I'm not to sure but off the top I think the compressor is the same size on them 71mm wheel but the turbine is different by 6mm the gt3071 being bigger at 60mm. But I could be wrong.. I got a great deal on the turbo paid 800 new so that's the reason I went with it. The gt2871 at 18-19 should put me around 250iish - 280 depending how good my head is breathing, cam, tune etc. I had another turbo end aba couple years back as a daily and it was a t25 sized turbo felt really good at 105psi spooled super fast but flattened out after 5200 rpm. If I had to guess it felt like it was around 170ish,


----------



## G60 Carat (May 14, 2004)

I ran 15psi with the supercharger, so I'll set the wastegate for the same. Might be able to squeak it as high as 17psi at this elevation and be just at the max of the 2bar map sensor. I'll run an extra injector setup if need be, (and then boost it even higher)
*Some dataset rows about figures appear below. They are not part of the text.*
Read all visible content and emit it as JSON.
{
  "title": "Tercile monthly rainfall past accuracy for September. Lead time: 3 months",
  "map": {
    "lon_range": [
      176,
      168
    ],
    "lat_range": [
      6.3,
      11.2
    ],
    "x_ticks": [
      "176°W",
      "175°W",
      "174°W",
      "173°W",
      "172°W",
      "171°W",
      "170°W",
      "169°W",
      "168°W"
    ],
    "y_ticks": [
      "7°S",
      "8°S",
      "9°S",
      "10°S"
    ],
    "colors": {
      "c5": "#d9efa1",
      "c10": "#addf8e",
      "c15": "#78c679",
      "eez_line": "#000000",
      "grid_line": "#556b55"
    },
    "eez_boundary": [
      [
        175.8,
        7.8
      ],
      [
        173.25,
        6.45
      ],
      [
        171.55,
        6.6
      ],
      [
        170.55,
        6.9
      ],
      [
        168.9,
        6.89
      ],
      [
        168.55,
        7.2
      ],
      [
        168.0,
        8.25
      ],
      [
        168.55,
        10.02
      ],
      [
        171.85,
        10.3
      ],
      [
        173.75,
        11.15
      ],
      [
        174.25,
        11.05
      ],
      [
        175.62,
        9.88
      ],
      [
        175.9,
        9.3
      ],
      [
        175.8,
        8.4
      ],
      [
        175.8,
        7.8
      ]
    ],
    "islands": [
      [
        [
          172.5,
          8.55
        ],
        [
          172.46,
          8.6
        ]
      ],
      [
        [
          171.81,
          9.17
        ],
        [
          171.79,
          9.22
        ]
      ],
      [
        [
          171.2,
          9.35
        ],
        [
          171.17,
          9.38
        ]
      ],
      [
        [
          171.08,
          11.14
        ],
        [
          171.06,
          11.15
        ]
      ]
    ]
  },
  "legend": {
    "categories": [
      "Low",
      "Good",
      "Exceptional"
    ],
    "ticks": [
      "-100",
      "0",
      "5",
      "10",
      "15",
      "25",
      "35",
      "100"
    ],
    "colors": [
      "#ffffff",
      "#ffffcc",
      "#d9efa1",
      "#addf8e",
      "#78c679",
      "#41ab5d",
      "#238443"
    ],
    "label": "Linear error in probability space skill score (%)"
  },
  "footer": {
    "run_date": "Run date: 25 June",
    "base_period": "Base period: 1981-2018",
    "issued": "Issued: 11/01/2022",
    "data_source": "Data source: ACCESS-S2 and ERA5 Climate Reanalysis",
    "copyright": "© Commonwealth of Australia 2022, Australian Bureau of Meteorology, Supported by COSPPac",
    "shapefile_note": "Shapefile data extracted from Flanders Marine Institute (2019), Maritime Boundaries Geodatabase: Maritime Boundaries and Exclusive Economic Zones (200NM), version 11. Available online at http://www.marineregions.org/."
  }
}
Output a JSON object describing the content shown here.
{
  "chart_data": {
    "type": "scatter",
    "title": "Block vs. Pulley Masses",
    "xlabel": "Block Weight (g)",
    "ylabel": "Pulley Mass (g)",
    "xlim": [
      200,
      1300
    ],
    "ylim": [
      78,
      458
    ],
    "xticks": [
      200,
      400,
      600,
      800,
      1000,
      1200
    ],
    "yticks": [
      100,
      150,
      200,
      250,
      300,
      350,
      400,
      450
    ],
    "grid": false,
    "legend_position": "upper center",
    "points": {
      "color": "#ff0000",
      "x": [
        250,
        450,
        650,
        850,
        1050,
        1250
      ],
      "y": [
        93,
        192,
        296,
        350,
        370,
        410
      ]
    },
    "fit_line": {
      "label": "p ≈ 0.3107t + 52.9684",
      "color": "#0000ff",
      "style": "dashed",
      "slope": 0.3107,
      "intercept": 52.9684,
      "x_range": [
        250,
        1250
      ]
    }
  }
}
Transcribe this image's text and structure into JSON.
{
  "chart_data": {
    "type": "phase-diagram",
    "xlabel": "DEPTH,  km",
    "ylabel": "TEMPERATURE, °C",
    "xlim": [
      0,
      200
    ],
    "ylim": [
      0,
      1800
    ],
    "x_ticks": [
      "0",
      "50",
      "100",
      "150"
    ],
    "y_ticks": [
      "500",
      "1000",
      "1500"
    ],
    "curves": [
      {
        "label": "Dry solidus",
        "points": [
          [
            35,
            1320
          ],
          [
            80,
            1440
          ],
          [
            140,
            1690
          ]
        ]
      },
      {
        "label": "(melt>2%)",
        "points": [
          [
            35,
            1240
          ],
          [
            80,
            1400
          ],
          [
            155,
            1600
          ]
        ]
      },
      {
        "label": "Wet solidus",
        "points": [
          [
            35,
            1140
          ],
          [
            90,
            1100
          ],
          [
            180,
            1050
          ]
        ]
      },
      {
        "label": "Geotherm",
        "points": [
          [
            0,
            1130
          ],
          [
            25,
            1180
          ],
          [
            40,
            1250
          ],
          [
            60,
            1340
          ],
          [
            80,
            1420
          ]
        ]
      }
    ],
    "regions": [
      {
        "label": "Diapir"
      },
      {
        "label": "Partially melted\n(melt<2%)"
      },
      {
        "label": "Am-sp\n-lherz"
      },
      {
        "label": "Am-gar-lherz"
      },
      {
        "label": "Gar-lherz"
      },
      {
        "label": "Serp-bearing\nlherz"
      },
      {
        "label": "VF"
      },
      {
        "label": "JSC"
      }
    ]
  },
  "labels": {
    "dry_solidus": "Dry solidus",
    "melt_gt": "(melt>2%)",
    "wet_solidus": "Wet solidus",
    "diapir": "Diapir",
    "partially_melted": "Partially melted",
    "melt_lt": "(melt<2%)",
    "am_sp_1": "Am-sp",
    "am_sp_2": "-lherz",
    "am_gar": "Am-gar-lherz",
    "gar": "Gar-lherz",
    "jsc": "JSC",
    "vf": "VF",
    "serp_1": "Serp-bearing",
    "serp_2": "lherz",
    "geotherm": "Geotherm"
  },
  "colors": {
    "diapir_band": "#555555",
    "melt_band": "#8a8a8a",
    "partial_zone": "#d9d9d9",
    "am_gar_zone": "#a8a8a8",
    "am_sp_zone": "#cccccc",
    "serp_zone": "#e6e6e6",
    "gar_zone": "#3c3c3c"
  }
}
I run nitrous on this car as well, and the .AR of the turbine is the smaller .48, which is the only thing I'm worried about, and went back and forth on several times. Go with the big .63 T3 turbine and have ****ty spool time for street use, but lots of good exhaust flow when using nitrous; or go with the .48 turbine and have a good street car, fast spool but risk choking it up a under spray?


----------



## cifdig (Jun 4, 2005)

G60 Carat said:


> I ran 15psi with the supercharger, so I'll set the wastegate for the same. Might be able to squeak it as high as 17psi at this elevation and be just at the max of the 2bar map sensor. I'll run an extra injector setup if need be, (and then boost it even higher)
> 
> I run nitrous on this car as well, and the .AR of the turbine is the smaller .48, which is the only thing I'm worried about, and went back and forth on several times. Go with the big .63 T3 turbine and have ****ty spool time for street use, but lots of good exhaust flow when using nitrous; or go with the .48 turbine and have a good street car, fast spool but risk choking it up a under spray?


I spool pretty fast with the .63 but then again I'm awic with barley no pipes so I'm sure that adds to my spool. Also I have water meth installed . One is pre turbo which is a small nozzle #1 , and the other is post intercooler number 4 deff adds to my fueling a tad and keeps detonation down . Also the water meth itself because of the cooling affect adds 1 psi of boost


----------



## G60 Carat (May 14, 2004)

Makes sense, spraying nitrous on the G60 would jump the boost pressure 2psi also.


----------



## cifdig (Jun 4, 2005)

Which cam u running?


----------



## G60 Carat (May 14, 2004)

Schrick 272


----------



## cifdig (Jun 4, 2005)

G60 Carat said:


> Schrick 272


I have the 272 /270 449 lift


----------